Solvent-Mediated Synthesis of Amorphous Li3PS4/Polyethylene Oxide Composite Solid Electrolytes with High Li+ Conductivity

Solvent-mediated routes have emerged as an effective, scalable, and low-temperature method to fabricate sulfide-based solid-state electrolytes. However, tuning the synthesis conditions to optimize the electrolyte’s morphology, structure, and electrochemical properties is still underexplored. Here, we report a new class of composite solid electrolytes (SEs) containing amorphous Li₃PS₄ synthesized in situ with a poly(ethylene oxide) (PEO) binder using a one-pot, solvent-mediated route. The solvent and thermal processing conditions have a dramatic impact on the Li₃PS₄ structure.
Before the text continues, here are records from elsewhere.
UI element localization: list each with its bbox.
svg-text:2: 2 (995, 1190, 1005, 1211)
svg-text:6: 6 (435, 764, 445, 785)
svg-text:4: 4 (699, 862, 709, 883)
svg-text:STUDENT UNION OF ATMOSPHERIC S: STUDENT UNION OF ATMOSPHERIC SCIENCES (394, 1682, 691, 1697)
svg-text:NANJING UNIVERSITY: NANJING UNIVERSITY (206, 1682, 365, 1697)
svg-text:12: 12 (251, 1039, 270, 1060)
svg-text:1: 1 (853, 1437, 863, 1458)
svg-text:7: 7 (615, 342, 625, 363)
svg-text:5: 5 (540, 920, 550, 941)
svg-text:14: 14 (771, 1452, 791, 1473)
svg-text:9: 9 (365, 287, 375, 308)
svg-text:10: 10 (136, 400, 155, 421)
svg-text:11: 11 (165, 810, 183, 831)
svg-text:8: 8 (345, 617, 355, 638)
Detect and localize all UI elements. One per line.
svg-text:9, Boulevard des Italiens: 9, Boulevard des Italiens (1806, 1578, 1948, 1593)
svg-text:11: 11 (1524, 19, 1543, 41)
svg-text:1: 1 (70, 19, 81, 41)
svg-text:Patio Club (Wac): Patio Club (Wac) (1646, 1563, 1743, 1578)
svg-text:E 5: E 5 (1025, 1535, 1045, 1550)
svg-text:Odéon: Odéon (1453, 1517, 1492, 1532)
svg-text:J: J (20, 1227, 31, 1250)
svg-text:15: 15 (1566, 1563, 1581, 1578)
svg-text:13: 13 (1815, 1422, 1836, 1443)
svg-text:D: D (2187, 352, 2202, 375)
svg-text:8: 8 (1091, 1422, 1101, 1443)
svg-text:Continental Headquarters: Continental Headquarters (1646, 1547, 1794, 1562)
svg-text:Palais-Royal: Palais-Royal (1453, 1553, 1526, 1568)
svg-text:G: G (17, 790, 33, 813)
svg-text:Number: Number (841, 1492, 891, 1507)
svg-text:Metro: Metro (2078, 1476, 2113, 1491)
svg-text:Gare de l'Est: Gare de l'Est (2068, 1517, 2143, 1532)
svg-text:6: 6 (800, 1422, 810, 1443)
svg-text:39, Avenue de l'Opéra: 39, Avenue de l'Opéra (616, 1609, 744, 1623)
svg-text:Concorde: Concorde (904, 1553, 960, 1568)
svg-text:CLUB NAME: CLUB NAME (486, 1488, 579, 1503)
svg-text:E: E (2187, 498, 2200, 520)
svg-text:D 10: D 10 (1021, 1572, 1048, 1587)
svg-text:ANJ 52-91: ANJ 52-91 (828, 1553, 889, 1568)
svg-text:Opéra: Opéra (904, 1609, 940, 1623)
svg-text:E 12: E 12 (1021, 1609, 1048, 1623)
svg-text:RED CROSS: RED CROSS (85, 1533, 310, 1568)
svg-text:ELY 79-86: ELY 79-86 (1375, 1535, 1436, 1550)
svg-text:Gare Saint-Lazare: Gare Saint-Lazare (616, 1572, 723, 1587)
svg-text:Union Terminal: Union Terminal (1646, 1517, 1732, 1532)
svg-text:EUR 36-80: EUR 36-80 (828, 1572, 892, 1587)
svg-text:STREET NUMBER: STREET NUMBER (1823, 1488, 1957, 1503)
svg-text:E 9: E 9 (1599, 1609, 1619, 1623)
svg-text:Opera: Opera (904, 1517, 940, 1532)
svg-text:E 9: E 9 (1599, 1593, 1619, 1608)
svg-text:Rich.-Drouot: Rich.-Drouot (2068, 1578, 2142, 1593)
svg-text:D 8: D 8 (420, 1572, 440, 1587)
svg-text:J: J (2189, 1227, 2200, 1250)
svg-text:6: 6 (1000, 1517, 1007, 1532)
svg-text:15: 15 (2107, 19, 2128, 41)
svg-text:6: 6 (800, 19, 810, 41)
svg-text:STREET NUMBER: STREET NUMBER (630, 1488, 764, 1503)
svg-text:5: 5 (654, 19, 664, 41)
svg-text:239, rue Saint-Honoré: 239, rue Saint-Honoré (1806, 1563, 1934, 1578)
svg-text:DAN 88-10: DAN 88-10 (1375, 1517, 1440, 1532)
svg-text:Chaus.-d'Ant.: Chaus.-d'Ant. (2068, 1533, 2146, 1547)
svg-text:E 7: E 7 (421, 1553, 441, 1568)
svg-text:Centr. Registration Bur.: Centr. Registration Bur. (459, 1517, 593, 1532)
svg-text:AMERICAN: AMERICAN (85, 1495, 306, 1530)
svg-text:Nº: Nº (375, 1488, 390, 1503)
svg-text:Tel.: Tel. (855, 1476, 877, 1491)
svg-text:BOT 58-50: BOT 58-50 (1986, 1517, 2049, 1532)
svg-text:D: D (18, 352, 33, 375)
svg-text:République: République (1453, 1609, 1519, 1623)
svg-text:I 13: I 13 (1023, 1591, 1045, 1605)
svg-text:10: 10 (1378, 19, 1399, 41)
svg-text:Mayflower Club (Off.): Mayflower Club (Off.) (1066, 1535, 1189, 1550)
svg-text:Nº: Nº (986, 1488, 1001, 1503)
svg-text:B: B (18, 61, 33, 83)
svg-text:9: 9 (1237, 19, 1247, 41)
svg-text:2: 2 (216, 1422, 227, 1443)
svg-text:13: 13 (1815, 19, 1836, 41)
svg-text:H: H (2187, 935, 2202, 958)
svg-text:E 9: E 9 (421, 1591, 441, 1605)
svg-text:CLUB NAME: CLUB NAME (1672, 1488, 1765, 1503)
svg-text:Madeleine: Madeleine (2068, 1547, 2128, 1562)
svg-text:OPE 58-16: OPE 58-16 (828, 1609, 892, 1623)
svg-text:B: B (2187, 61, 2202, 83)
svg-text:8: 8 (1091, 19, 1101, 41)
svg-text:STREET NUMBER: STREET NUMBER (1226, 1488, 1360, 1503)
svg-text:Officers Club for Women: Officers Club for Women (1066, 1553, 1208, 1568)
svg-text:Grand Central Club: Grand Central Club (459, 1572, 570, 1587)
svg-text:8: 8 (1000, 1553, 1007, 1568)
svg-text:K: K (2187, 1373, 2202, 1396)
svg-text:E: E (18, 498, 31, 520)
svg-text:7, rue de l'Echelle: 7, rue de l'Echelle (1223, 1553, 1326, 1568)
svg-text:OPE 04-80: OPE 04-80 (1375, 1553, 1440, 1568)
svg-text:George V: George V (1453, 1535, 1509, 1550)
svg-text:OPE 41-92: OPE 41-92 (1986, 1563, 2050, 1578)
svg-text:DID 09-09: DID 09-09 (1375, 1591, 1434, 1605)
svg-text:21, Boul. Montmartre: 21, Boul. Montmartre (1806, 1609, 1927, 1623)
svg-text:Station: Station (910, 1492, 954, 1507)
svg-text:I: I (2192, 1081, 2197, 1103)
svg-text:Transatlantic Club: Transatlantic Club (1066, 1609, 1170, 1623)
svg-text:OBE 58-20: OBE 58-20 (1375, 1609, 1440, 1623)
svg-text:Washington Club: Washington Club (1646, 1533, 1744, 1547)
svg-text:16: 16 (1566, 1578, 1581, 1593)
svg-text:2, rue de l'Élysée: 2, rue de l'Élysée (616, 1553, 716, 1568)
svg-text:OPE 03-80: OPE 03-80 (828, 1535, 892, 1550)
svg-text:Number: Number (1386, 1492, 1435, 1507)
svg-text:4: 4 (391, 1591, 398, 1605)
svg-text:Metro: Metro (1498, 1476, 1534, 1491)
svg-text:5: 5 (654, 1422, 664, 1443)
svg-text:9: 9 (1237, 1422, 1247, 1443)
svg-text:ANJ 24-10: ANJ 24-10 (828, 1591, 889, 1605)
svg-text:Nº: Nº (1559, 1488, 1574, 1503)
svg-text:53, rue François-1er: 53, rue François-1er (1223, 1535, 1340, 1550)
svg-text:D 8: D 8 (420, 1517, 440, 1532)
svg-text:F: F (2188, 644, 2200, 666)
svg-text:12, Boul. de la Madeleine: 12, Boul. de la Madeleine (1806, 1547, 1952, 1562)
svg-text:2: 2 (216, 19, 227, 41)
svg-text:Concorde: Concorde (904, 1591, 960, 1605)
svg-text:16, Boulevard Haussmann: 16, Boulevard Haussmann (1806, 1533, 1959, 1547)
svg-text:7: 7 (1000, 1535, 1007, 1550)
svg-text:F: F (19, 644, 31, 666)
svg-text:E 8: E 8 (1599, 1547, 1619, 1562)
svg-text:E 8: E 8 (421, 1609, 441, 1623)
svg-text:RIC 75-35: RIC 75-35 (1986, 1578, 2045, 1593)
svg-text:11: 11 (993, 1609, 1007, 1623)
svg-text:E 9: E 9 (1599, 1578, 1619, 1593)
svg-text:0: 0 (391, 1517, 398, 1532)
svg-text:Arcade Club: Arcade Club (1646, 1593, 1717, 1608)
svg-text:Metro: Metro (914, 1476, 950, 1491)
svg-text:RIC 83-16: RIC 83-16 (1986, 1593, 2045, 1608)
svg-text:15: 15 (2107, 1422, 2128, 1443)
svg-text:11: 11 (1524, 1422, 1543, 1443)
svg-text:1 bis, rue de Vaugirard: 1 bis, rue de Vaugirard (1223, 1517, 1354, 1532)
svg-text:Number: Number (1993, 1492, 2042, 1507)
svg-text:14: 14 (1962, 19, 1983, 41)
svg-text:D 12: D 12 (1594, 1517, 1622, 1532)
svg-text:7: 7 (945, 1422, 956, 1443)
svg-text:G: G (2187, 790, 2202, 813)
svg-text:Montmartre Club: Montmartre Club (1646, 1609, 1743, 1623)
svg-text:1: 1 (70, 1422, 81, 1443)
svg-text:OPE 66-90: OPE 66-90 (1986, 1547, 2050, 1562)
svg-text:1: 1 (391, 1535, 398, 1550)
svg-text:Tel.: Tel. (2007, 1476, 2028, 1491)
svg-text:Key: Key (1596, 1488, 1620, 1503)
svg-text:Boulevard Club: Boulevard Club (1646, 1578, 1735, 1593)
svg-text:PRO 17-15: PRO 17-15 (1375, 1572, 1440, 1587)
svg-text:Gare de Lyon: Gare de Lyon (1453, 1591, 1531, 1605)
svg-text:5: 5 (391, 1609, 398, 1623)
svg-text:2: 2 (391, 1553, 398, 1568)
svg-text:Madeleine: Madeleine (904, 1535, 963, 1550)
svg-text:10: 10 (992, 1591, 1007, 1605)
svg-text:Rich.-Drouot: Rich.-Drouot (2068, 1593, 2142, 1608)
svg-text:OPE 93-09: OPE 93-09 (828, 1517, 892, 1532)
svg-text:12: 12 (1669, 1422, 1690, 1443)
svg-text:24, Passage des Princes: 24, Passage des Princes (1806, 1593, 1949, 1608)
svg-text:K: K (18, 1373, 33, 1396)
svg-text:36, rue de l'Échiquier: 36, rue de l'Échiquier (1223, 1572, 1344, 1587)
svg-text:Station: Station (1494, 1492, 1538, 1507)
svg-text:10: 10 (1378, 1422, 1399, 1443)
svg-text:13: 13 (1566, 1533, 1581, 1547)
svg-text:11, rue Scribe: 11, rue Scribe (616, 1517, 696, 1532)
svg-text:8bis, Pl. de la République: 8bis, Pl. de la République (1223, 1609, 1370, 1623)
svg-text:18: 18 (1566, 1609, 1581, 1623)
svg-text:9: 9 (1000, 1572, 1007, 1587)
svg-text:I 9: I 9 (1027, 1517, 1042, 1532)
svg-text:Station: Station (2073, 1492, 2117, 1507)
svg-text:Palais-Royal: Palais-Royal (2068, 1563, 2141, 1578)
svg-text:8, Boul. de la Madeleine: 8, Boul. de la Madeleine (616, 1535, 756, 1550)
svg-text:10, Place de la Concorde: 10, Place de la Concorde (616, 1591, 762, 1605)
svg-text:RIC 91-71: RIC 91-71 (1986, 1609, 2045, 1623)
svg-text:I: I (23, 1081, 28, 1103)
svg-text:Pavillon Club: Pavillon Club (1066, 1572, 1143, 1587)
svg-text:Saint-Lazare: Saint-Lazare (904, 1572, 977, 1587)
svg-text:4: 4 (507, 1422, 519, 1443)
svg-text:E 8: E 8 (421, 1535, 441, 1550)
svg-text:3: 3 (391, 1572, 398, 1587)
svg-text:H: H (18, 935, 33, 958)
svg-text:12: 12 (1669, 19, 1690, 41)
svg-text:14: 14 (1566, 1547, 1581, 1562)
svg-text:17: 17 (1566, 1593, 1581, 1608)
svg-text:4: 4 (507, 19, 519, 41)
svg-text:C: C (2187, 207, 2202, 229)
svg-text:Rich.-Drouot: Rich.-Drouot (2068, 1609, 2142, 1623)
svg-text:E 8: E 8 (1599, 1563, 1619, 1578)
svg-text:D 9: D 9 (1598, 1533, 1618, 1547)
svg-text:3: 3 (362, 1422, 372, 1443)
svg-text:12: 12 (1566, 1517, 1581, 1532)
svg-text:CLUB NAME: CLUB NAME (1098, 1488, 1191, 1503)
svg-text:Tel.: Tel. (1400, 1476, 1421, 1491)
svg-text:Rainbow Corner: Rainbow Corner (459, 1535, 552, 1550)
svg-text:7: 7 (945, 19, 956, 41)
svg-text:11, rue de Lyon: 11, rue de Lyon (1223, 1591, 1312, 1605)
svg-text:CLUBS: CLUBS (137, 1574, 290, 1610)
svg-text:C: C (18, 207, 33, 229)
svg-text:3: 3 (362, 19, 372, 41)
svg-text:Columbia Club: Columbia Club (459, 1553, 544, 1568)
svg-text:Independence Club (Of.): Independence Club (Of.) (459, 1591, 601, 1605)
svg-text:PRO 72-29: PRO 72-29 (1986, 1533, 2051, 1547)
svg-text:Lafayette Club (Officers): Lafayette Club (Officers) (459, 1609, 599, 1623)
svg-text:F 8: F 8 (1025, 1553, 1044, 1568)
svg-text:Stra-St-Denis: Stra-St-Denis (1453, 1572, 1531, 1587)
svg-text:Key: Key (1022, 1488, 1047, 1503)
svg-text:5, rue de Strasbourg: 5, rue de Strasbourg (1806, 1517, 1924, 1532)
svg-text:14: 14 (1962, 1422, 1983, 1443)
Conducting the synthesis in tetrahydrofuran resulted in crystalline β-Li₃PS₄ whereas acetonitrile led to amorphous Li₃PS₄. Annealing at 140 °C increased the Li⁺ conductivity of an amorphous composite (Li₃PS₄ + 1 wt % PEO) by 3 orders of magnitude (e.g., from 4.5 × 10^–9 to 8.4 × 10^–6 S/cm at room temperature) because of: (i) removal of coordinated solvent and (ii) rearrangement of the polyanionic network to form P₂S₇^4– and PS₄^3– moieties. The PEO content in these composites should be limited to 1–5 wt % to ensure reasonable Li+ conductivity (e.g., up to 1.1 × 10^–4 S/cm at 80 °C) while providing enough binder to facilitate scalable processing. Here, the results of this study highlight a new strategy to suppress crystallization in sulfide-based SEs, which has important implications for solid-state batteries.